In the spirit of Guy Fawkes…
Remember, remember the fifth of November,
Gunpowder treason and plot.
We see no reason,
Why gunpowder treason
Should ever be forgot!
Guy Fawkes, immortalized in this nursery rhyme, seems particularly fitting given the focus on Tether, the NYAG investigation, as well as the academic paper which claims that a single whale was responsible for Bitcoin’s historic price surge. On the subject of the NYAG investigation, the deadline for Ifinex to submit the perfected appeal has now passed, no one knows where it’ll be available, or even if it’ll be available before court resumes in January. Only time will tell whether Tether will suffer the same fate as Guy Fawkes.

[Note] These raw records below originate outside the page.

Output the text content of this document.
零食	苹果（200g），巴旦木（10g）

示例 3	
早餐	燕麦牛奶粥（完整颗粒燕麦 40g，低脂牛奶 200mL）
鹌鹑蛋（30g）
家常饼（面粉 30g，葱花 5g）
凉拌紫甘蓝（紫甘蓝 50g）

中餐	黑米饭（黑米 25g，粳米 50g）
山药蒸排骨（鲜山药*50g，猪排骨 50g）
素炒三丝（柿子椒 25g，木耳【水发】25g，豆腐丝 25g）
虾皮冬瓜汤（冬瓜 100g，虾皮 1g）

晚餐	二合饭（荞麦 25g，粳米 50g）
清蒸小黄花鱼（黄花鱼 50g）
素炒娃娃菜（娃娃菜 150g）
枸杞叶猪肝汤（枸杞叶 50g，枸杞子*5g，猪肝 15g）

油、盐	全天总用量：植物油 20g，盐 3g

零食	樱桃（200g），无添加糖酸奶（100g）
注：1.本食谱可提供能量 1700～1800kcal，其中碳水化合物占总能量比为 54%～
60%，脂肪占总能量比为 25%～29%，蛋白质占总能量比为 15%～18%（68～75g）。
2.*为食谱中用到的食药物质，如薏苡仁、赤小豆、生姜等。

The market traded higher on Monday, albeit modestly so, and well within the recent range. Despite the recent, rather lackluster performance in the secondary market, the Decentralised Finance (DeFi) market place remains in good shape. In fact, the amount of ETH locked in the credit ecosystem sits at its highest level yet. The MakerDAO ecosystem alone accounts for 1.57% of the entire ETH supply. What's more interesting is that even though the spot market has been somewhat soft, with Ethereum in mid-180s, the leveraged side is bid, which has extended the contango delta even as the reference rates for USDC have fallen off highs printed earlier in the year.
In terms of news flow, a single market whale on the cryptocurrency exchange Bitfinex likely manipulated Bitcoin’s historic surge of over 2,000% in 2017, according to two U.S. academics. John Griffin, a professor at the University of Texas and Amin Shams, an assistant professor at the Ohio State University, have jointly updated a paper they first published in 2018, saying that one entity on Bitfinex moved bitcoin's prices in 2017. Griffin and Shams did not name the entity.
Consider this, Tether related transactions on the Ethereum blockchain are the largest contributor to gas usage. Now, Ethereum Classic’s transaction fees are cheaper relative to Ethereum, and there is much more spare capacity, in terms of the network. Given the upcoming hard fork and the focus on interoperability, who’s to say that Tether won’t one day move to Ethereum Classic’s chain. At the same time, the hard fork presents yet another opportunity for relative value plays to capture spread tightening vs Ethereum and for contrarians to bet that some miners will switch away from ETH, given the planned transition to Proof of Stake. The upcoming hard fork of the Ethereum Classic network, Agharta, is scheduled to take place on 15 January 2020. The hard fork is said to host aspects of the Constantinople protocol of Ethereum, making it entirely compatible with Ethereum. Features that aren’t a part of Constantinople wouldn’t be a part of the hard fork. However, these features could be part of upgrades in the future.
Finally, the Stellar Development Foundation (SDF) announced a new mandate for its network’s development, stating that it has burned over 55 billion Stellar Lumens (XLM) tokens, which as a result saw XLM rally around 20%. The SDF development foundation drastically reduced the number of tokens in existence as part of an effort to become more efficient as it moves forward. Of the over 85 billion tokens that were earmarked for SDF operations, giveaway programs, and partnership programs, the SDF burned over 55 billion. At the current price of $0.085 per token, the value of the burned tokens is nearly $4.7 billion.